Novo Nordisk's (NVO 1.79%) Ozempic is so popular that it's practically self-marketing. For shareholders, that popularity has translated into achieving a total return of 48% over the past 12 months. And so it's natural for investors to wonder where to look for the next big thing so as to position themselves for the largest gains down the line.

While there's no predicting the future, right now there's enough evidence to make a case for the hottest biopharma field of tomorrow: longevity. Here's why.

The long-term case for investing in longevity

Getting older is a fact of life, but experiencing diminished health as a result isn't necessarily inevitable. There's no fountain of youth awaiting discovery, but it's reasonable to expect that in the coming years there will be medicines or interventions developed to help people live longer and healthier lives by addressing the biological impacts of aging.

Such developments are becoming known under the group heading of "longevity," and there are a handful of companies in the space already. A report by Allied Market Research says the global longevity market was worth $25 billion in 2020, and it could be worth as much as $44 billion by 2030.

There are a lot of different conditions (and investment opportunities) related to aging, depending on how broadly or narrowly you interpret the concept.

When it comes to developing treatments for age-related neurodegenerative conditions like Alzheimer's disease, Biogen already has a pair of products on the market, and competitors like Eli Lilly are in the process of getting other candidates approved. There are also marketed treatments for other common maladies related to aging like osteoporosis.

But addressing more-fundamental issues, like the process of cellular senescence (aging) itself, could be where the largest profits lie. In short, the cells in people's bodies become less vigorous as they age, which in turn is thought to cause a smattering of different aging-related problems.

Developing therapies that effectively target the core mechanisms of cellular aging could well make interventions for specific aging-related conditions obsolete. And it goes without saying that many millions of people -- or perhaps even billions -- would flock to take such a treatment if it existed, assuming it were safe.

The catch is that such medicines are, for now, still the stuff of science fiction. Though there are a slew of ongoing clinical trials investigating potential compounds with anti-aging properties in different disease contexts, there isn't yet much evidence of broadly applicable candidates.

So if you're itching to get into the longevity market early, it might be a bit too early to start.

This opportunity needs a while to cook

The longevity segment of the biopharma industry isn't about to yield an ambrosia for aging within the next 10 years as there are still key elements of the underlying science of aging that need to be answered.

Still, if the space follows the same path as other emerging medical fields have in the past, investors can expect to get a number of hints that portend the presence of investable opportunities. There are three phases of the field's development to understand.

In biopharma research and development (R&D), it's an iron rule that low-hanging fruit gets picked first.

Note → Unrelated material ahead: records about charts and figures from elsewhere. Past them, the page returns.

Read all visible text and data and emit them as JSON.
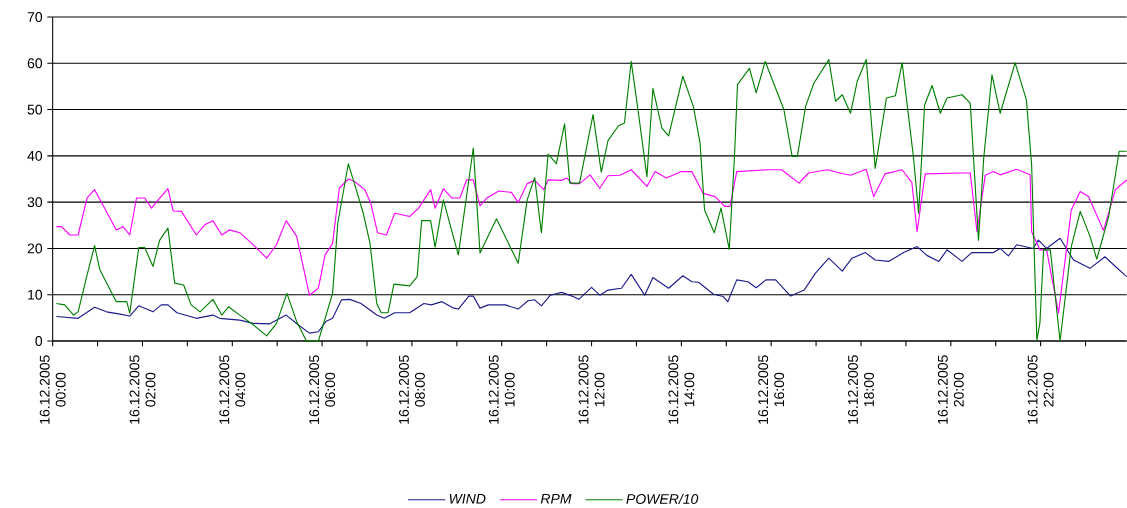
{
  "chart_data": {
    "type": "line",
    "xlim": [
      "2005-12-16T00:00",
      "2005-12-16T23:55"
    ],
    "ylim": [
      0,
      70
    ],
    "yticks": [
      0,
      10,
      20,
      30,
      40,
      50,
      60,
      70
    ],
    "xticks": [
      {
        "value": "2005-12-16T00:00",
        "label": "16.12.2005 00:00"
      },
      {
        "value": "2005-12-16T01:00",
        "label": null
      },
      {
        "value": "2005-12-16T02:00",
        "label": "16.12.2005 02:00"
      },
      {
        "value": "2005-12-16T03:00",
        "label": null
      },
      {
        "value": "2005-12-16T04:00",
        "label": "16.12.2005 04:00"
      },
      {
        "value": "2005-12-16T05:00",
        "label": null
      },
      {
        "value": "2005-12-16T06:00",
        "label": "16.12.2005 06:00"
      },
      {
        "value": "2005-12-16T07:00",
        "label": null
      },
      {
        "value": "2005-12-16T08:00",
        "label": "16.12.2005 08:00"
      },
      {
        "value": "2005-12-16T09:00",
        "label": null
      },
      {
        "value": "2005-12-16T10:00",
        "label": "16.12.2005 10:00"
      },
      {
        "value": "2005-12-16T11:00",
        "label": null
      },
      {
        "value": "2005-12-16T12:00",
        "label": "16.12.2005 12:00"
      },
      {
        "value": "2005-12-16T13:00",
        "label": null
      },
      {
        "value": "2005-12-16T14:00",
        "label": "16.12.2005 14:00"
      },
      {
        "value": "2005-12-16T15:00",
        "label": null
      },
      {
        "value": "2005-12-16T16:00",
        "label": "16.12.2005 16:00"
      },
      {
        "value": "2005-12-16T17:00",
        "label": null
      },
      {
        "value": "2005-12-16T18:00",
        "label": "16.12.2005 18:00"
      },
      {
        "value": "2005-12-16T19:00",
        "label": null
      },
      {
        "value": "2005-12-16T20:00",
        "label": "16.12.2005 20:00"
      },
      {
        "value": "2005-12-16T21:00",
        "label": null
      },
      {
        "value": "2005-12-16T22:00",
        "label": "16.12.2005 22:00"
      },
      {
        "value": "2005-12-16T23:00",
        "label": null
      }
    ],
    "grid": "y",
    "legend": "bottom",
    "marker": "none",
    "line_style": "solid",
    "series": [
      {
        "name": "WIND",
        "color": "#1c1c8c",
        "x": [
          "2005-12-16T00:05",
          "2005-12-16T00:34",
          "2005-12-16T00:56",
          "2005-12-16T01:12",
          "2005-12-16T01:30",
          "2005-12-16T01:43",
          "2005-12-16T01:55",
          "2005-12-16T02:14",
          "2005-12-16T02:25",
          "2005-12-16T02:34",
          "2005-12-16T02:46",
          "2005-12-16T03:12",
          "2005-12-16T03:34",
          "2005-12-16T03:43",
          "2005-12-16T04:10",
          "2005-12-16T04:28",
          "2005-12-16T04:50",
          "2005-12-16T05:12",
          "2005-12-16T05:28",
          "2005-12-16T05:43",
          "2005-12-16T05:55",
          "2005-12-16T06:05",
          "2005-12-16T06:14",
          "2005-12-16T06:26",
          "2005-12-16T06:37",
          "2005-12-16T06:52",
          "2005-12-16T07:13",
          "2005-12-16T07:23",
          "2005-12-16T07:37",
          "2005-12-16T07:57",
          "2005-12-16T08:16",
          "2005-12-16T08:26",
          "2005-12-16T08:40",
          "2005-12-16T08:56",
          "2005-12-16T09:02",
          "2005-12-16T09:16",
          "2005-12-16T09:22",
          "2005-12-16T09:31",
          "2005-12-16T09:42",
          "2005-12-16T10:05",
          "2005-12-16T10:22",
          "2005-12-16T10:35",
          "2005-12-16T10:44",
          "2005-12-16T10:53",
          "2005-12-16T11:05",
          "2005-12-16T11:20",
          "2005-12-16T11:34",
          "2005-12-16T11:43",
          "2005-12-16T12:00",
          "2005-12-16T12:11",
          "2005-12-16T12:22",
          "2005-12-16T12:40",
          "2005-12-16T12:53",
          "2005-12-16T13:11",
          "2005-12-16T13:22",
          "2005-12-16T13:43",
          "2005-12-16T14:02",
          "2005-12-16T14:14",
          "2005-12-16T14:23",
          "2005-12-16T14:43",
          "2005-12-16T14:56",
          "2005-12-16T15:02",
          "2005-12-16T15:14",
          "2005-12-16T15:29",
          "2005-12-16T15:40",
          "2005-12-16T15:53",
          "2005-12-16T16:06",
          "2005-12-16T16:26",
          "2005-12-16T16:44",
          "2005-12-16T16:59",
          "2005-12-16T17:17",
          "2005-12-16T17:35",
          "2005-12-16T17:48",
          "2005-12-16T18:06",
          "2005-12-16T18:19",
          "2005-12-16T18:37",
          "2005-12-16T18:57",
          "2005-12-16T19:15",
          "2005-12-16T19:28",
          "2005-12-16T19:44",
          "2005-12-16T19:55",
          "2005-12-16T20:15",
          "2005-12-16T20:28",
          "2005-12-16T20:57",
          "2005-12-16T21:06",
          "2005-12-16T21:17",
          "2005-12-16T21:28",
          "2005-12-16T21:50",
          "2005-12-16T21:57",
          "2005-12-16T22:08",
          "2005-12-16T22:26",
          "2005-12-16T22:44",
          "2005-12-16T23:06",
          "2005-12-16T23:26",
          "2005-12-16T23:40",
          "2005-12-16T23:55"
        ],
        "values": [
          5.3,
          4.9,
          7.3,
          6.3,
          5.8,
          5.4,
          7.6,
          6.3,
          7.8,
          7.8,
          6.1,
          4.9,
          5.6,
          4.9,
          4.5,
          3.8,
          3.7,
          5.6,
          3.5,
          1.7,
          2.0,
          4.2,
          4.9,
          8.9,
          9.0,
          8.1,
          5.6,
          4.9,
          6.1,
          6.1,
          8.1,
          7.8,
          8.5,
          7.1,
          6.9,
          9.7,
          9.7,
          7.1,
          7.8,
          7.8,
          6.9,
          8.7,
          8.9,
          7.6,
          9.9,
          10.5,
          9.7,
          9.0,
          11.6,
          9.9,
          11.0,
          11.4,
          14.4,
          9.9,
          13.7,
          11.4,
          14.1,
          12.8,
          12.7,
          10.1,
          9.6,
          8.5,
          13.2,
          12.8,
          11.5,
          13.2,
          13.2,
          9.7,
          11.0,
          14.6,
          17.9,
          15.1,
          17.9,
          19.1,
          17.5,
          17.2,
          19.1,
          20.4,
          18.5,
          17.2,
          19.7,
          17.2,
          19.1,
          19.1,
          20.0,
          18.4,
          20.8,
          20.0,
          21.8,
          20.0,
          22.2,
          17.5,
          15.7,
          18.2,
          16.1,
          13.9
        ]
      },
      {
        "name": "RPM",
        "color": "#ff00ff",
        "x": [
          "2005-12-16T00:05",
          "2005-12-16T00:12",
          "2005-12-16T00:23",
          "2005-12-16T00:34",
          "2005-12-16T00:46",
          "2005-12-16T00:56",
          "2005-12-16T01:08",
          "2005-12-16T01:25",
          "2005-12-16T01:34",
          "2005-12-16T01:43",
          "2005-12-16T01:52",
          "2005-12-16T02:03",
          "2005-12-16T02:12",
          "2005-12-16T02:21",
          "2005-12-16T02:34",
          "2005-12-16T02:41",
          "2005-12-16T02:52",
          "2005-12-16T03:12",
          "2005-12-16T03:23",
          "2005-12-16T03:34",
          "2005-12-16T03:46",
          "2005-12-16T03:56",
          "2005-12-16T04:10",
          "2005-12-16T04:26",
          "2005-12-16T04:46",
          "2005-12-16T04:59",
          "2005-12-16T05:12",
          "2005-12-16T05:26",
          "2005-12-16T05:43",
          "2005-12-16T05:55",
          "2005-12-16T06:04",
          "2005-12-16T06:14",
          "2005-12-16T06:23",
          "2005-12-16T06:35",
          "2005-12-16T06:43",
          "2005-12-16T06:57",
          "2005-12-16T07:05",
          "2005-12-16T07:14",
          "2005-12-16T07:26",
          "2005-12-16T07:37",
          "2005-12-16T07:57",
          "2005-12-16T08:09",
          "2005-12-16T08:25",
          "2005-12-16T08:31",
          "2005-12-16T08:42",
          "2005-12-16T08:53",
          "2005-12-16T09:04",
          "2005-12-16T09:13",
          "2005-12-16T09:22",
          "2005-12-16T09:31",
          "2005-12-16T09:40",
          "2005-12-16T09:56",
          "2005-12-16T10:13",
          "2005-12-16T10:22",
          "2005-12-16T10:34",
          "2005-12-16T10:44",
          "2005-12-16T10:56",
          "2005-12-16T11:02",
          "2005-12-16T11:20",
          "2005-12-16T11:27",
          "2005-12-16T11:34",
          "2005-12-16T11:44",
          "2005-12-16T11:58",
          "2005-12-16T12:11",
          "2005-12-16T12:22",
          "2005-12-16T12:38",
          "2005-12-16T12:53",
          "2005-12-16T13:14",
          "2005-12-16T13:25",
          "2005-12-16T13:40",
          "2005-12-16T14:00",
          "2005-12-16T14:14",
          "2005-12-16T14:29",
          "2005-12-16T14:45",
          "2005-12-16T14:58",
          "2005-12-16T15:05",
          "2005-12-16T15:14",
          "2005-12-16T15:56",
          "2005-12-16T16:14",
          "2005-12-16T16:37",
          "2005-12-16T16:50",
          "2005-12-16T17:15",
          "2005-12-16T17:32",
          "2005-12-16T17:46",
          "2005-12-16T18:07",
          "2005-12-16T18:17",
          "2005-12-16T18:32",
          "2005-12-16T18:55",
          "2005-12-16T19:08",
          "2005-12-16T19:15",
          "2005-12-16T19:24",
          "2005-12-16T19:26",
          "2005-12-16T20:13",
          "2005-12-16T20:26",
          "2005-12-16T20:35",
          "2005-12-16T20:46",
          "2005-12-16T20:57",
          "2005-12-16T21:06",
          "2005-12-16T21:28",
          "2005-12-16T21:46",
          "2005-12-16T21:48",
          "2005-12-16T21:59",
          "2005-12-16T22:08",
          "2005-12-16T22:24",
          "2005-12-16T22:41",
          "2005-12-16T22:53",
          "2005-12-16T23:04",
          "2005-12-16T23:24",
          "2005-12-16T23:40",
          "2005-12-16T23:55"
        ],
        "values": [
          24.7,
          24.7,
          22.9,
          22.9,
          30.9,
          32.7,
          29.1,
          24.0,
          24.7,
          22.9,
          30.9,
          30.9,
          28.7,
          30.5,
          32.9,
          28.1,
          28.0,
          22.9,
          25.1,
          26.0,
          22.9,
          24.0,
          23.4,
          21.1,
          17.9,
          20.8,
          26.0,
          22.6,
          9.9,
          11.4,
          18.6,
          21.1,
          33.0,
          35.0,
          34.5,
          32.7,
          29.8,
          23.4,
          22.9,
          27.6,
          26.9,
          28.7,
          32.7,
          28.7,
          32.9,
          30.9,
          30.9,
          34.8,
          34.8,
          29.2,
          30.9,
          32.4,
          32.1,
          29.9,
          34.0,
          34.7,
          32.7,
          34.8,
          34.7,
          35.2,
          34.0,
          34.0,
          35.9,
          33.0,
          35.7,
          35.8,
          37.0,
          33.4,
          36.6,
          35.2,
          36.6,
          36.6,
          31.9,
          31.2,
          29.1,
          29.1,
          36.6,
          37.0,
          37.0,
          34.1,
          36.3,
          37.0,
          36.3,
          35.8,
          37.1,
          31.2,
          36.1,
          37.0,
          34.2,
          23.6,
          34.1,
          36.1,
          36.3,
          36.3,
          23.6,
          35.8,
          36.6,
          35.9,
          37.1,
          35.9,
          23.6,
          19.7,
          19.7,
          6.0,
          28.3,
          32.3,
          31.2,
          23.9,
          32.7,
          34.8
        ]
      },
      {
        "name": "POWER/10",
        "color": "#008000",
        "x": [
          "2005-12-16T00:05",
          "2005-12-16T00:16",
          "2005-12-16T00:28",
          "2005-12-16T00:34",
          "2005-12-16T00:46",
          "2005-12-16T00:56",
          "2005-12-16T01:03",
          "2005-12-16T01:25",
          "2005-12-16T01:39",
          "2005-12-16T01:43",
          "2005-12-16T01:55",
          "2005-12-16T02:03",
          "2005-12-16T02:14",
          "2005-12-16T02:23",
          "2005-12-16T02:34",
          "2005-12-16T02:43",
          "2005-12-16T02:55",
          "2005-12-16T03:05",
          "2005-12-16T03:17",
          "2005-12-16T03:34",
          "2005-12-16T03:46",
          "2005-12-16T03:55",
          "2005-12-16T04:10",
          "2005-12-16T04:28",
          "2005-12-16T04:46",
          "2005-12-16T04:59",
          "2005-12-16T05:13",
          "2005-12-16T05:26",
          "2005-12-16T05:39",
          "2005-12-16T05:55",
          "2005-12-16T06:14",
          "2005-12-16T06:21",
          "2005-12-16T06:35",
          "2005-12-16T06:43",
          "2005-12-16T06:55",
          "2005-12-16T07:04",
          "2005-12-16T07:13",
          "2005-12-16T07:19",
          "2005-12-16T07:28",
          "2005-12-16T07:36",
          "2005-12-16T07:57",
          "2005-12-16T08:07",
          "2005-12-16T08:13",
          "2005-12-16T08:25",
          "2005-12-16T08:31",
          "2005-12-16T08:42",
          "2005-12-16T09:02",
          "2005-12-16T09:22",
          "2005-12-16T09:31",
          "2005-12-16T09:53",
          "2005-12-16T10:22",
          "2005-12-16T10:34",
          "2005-12-16T10:44",
          "2005-12-16T10:53",
          "2005-12-16T11:02",
          "2005-12-16T11:13",
          "2005-12-16T11:24",
          "2005-12-16T11:31",
          "2005-12-16T11:44",
          "2005-12-16T12:02",
          "2005-12-16T12:13",
          "2005-12-16T12:22",
          "2005-12-16T12:36",
          "2005-12-16T12:44",
          "2005-12-16T12:53",
          "2005-12-16T13:02",
          "2005-12-16T13:14",
          "2005-12-16T13:22",
          "2005-12-16T13:34",
          "2005-12-16T13:43",
          "2005-12-16T14:02",
          "2005-12-16T14:16",
          "2005-12-16T14:25",
          "2005-12-16T14:31",
          "2005-12-16T14:44",
          "2005-12-16T14:53",
          "2005-12-16T15:04",
          "2005-12-16T15:11",
          "2005-12-16T15:15",
          "2005-12-16T15:31",
          "2005-12-16T15:40",
          "2005-12-16T15:52",
          "2005-12-16T16:17",
          "2005-12-16T16:28",
          "2005-12-16T16:35",
          "2005-12-16T16:46",
          "2005-12-16T16:57",
          "2005-12-16T17:17",
          "2005-12-16T17:26",
          "2005-12-16T17:35",
          "2005-12-16T17:46",
          "2005-12-16T17:55",
          "2005-12-16T18:07",
          "2005-12-16T18:19",
          "2005-12-16T18:34",
          "2005-12-16T18:46",
          "2005-12-16T18:55",
          "2005-12-16T19:10",
          "2005-12-16T19:17",
          "2005-12-16T19:25",
          "2005-12-16T19:35",
          "2005-12-16T19:46",
          "2005-12-16T19:55",
          "2005-12-16T20:15",
          "2005-12-16T20:26",
          "2005-12-16T20:37",
          "2005-12-16T20:44",
          "2005-12-16T20:55",
          "2005-12-16T21:06",
          "2005-12-16T21:26",
          "2005-12-16T21:41",
          "2005-12-16T21:48",
          "2005-12-16T21:55",
          "2005-12-16T21:59",
          "2005-12-16T22:04",
          "2005-12-16T22:13",
          "2005-12-16T22:26",
          "2005-12-16T22:41",
          "2005-12-16T22:53",
          "2005-12-16T23:06",
          "2005-12-16T23:15",
          "2005-12-16T23:31",
          "2005-12-16T23:45",
          "2005-12-16T23:55"
        ],
        "values": [
          8.1,
          7.8,
          5.6,
          6.3,
          14.3,
          20.6,
          15.4,
          8.5,
          8.5,
          6.0,
          20.2,
          20.2,
          16.1,
          21.8,
          24.4,
          12.5,
          12.1,
          7.8,
          6.3,
          9.0,
          5.6,
          7.4,
          5.6,
          3.5,
          1.1,
          3.8,
          10.3,
          4.2,
          0,
          0,
          10.3,
          25.5,
          38.3,
          34.1,
          27.6,
          21.1,
          8.1,
          6.1,
          6.1,
          12.3,
          11.9,
          13.9,
          26.0,
          26.0,
          20.3,
          30.5,
          18.6,
          41.7,
          19.0,
          26.4,
          16.8,
          30.5,
          35.3,
          23.4,
          40.4,
          38.3,
          46.9,
          34.1,
          34.1,
          48.9,
          36.5,
          43.3,
          46.5,
          47.1,
          60.4,
          50.0,
          35.5,
          54.6,
          46.0,
          44.3,
          57.2,
          50.7,
          42.8,
          28.3,
          23.4,
          28.7,
          19.8,
          39.9,
          55.4,
          58.9,
          53.6,
          60.4,
          50.0,
          39.9,
          39.9,
          50.7,
          55.7,
          60.8,
          51.8,
          53.2,
          49.2,
          56.1,
          60.8,
          37.3,
          52.5,
          53.0,
          60.1,
          39.9,
          27.6,
          51.0,
          55.2,
          49.2,
          52.5,
          53.2,
          51.4,
          21.8,
          39.5,
          57.5,
          49.2,
          60.1,
          52.1,
          38.1,
          0.2,
          3.8,
          19.7,
          19.7,
          0,
          20.4,
          28.0,
          22.6,
          17.7,
          26.9,
          41.0,
          41.0
        ]
      }
    ]
  }
}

In practical terms, this means that medicines which treat specific maladies that are downstream of aging are going to continue being commercialized before medicines treating the underlying cellular causes of aging itself.

In the first phase, which we're already in, expect new therapies addressing Alzheimer's disease, liver scarring, macular degeneration (degrading eyesight), and similar conditions to be modestly to moderately profitable as they arrive over the next six years or so. Most of those conditions are already addressed somewhat by existing medicines, making blowout revenue unlikely. But as long as it's easier to develop incremental improvements than it is to break into a more challenging vertical, development efforts will continue with gusto.

The hint to look for in the near term is when clinical trials for the above illnesses start to fail because the newer candidates aren't able to prove their superiority to the existing medicines. That will mark the industry's transition to other targets under the umbrella of longevity, and it'll be a signal to look for the companies developing those other solutions.

The next phase may be characterized by treating multifaceted and generalized issues, like aging-related frailty, and it could occur sometime in the early 2030s or perhaps even earlier. There's currently nothing that's fully effective for addressing generalized age-related mobility issues.

In the final phase, expect businesses to say they've developed medicines that treat or perhaps cure aging itself at a cellular level, like we discussed earlier. It's unclear when such medicines will hit the market, if they ever do. Thus, the thing to look for when vetting investments is their resiliency against third-party scientific and medical skepticism.

For the companies that can actually deliver on what their clinical trial data says, substantial stock gains await.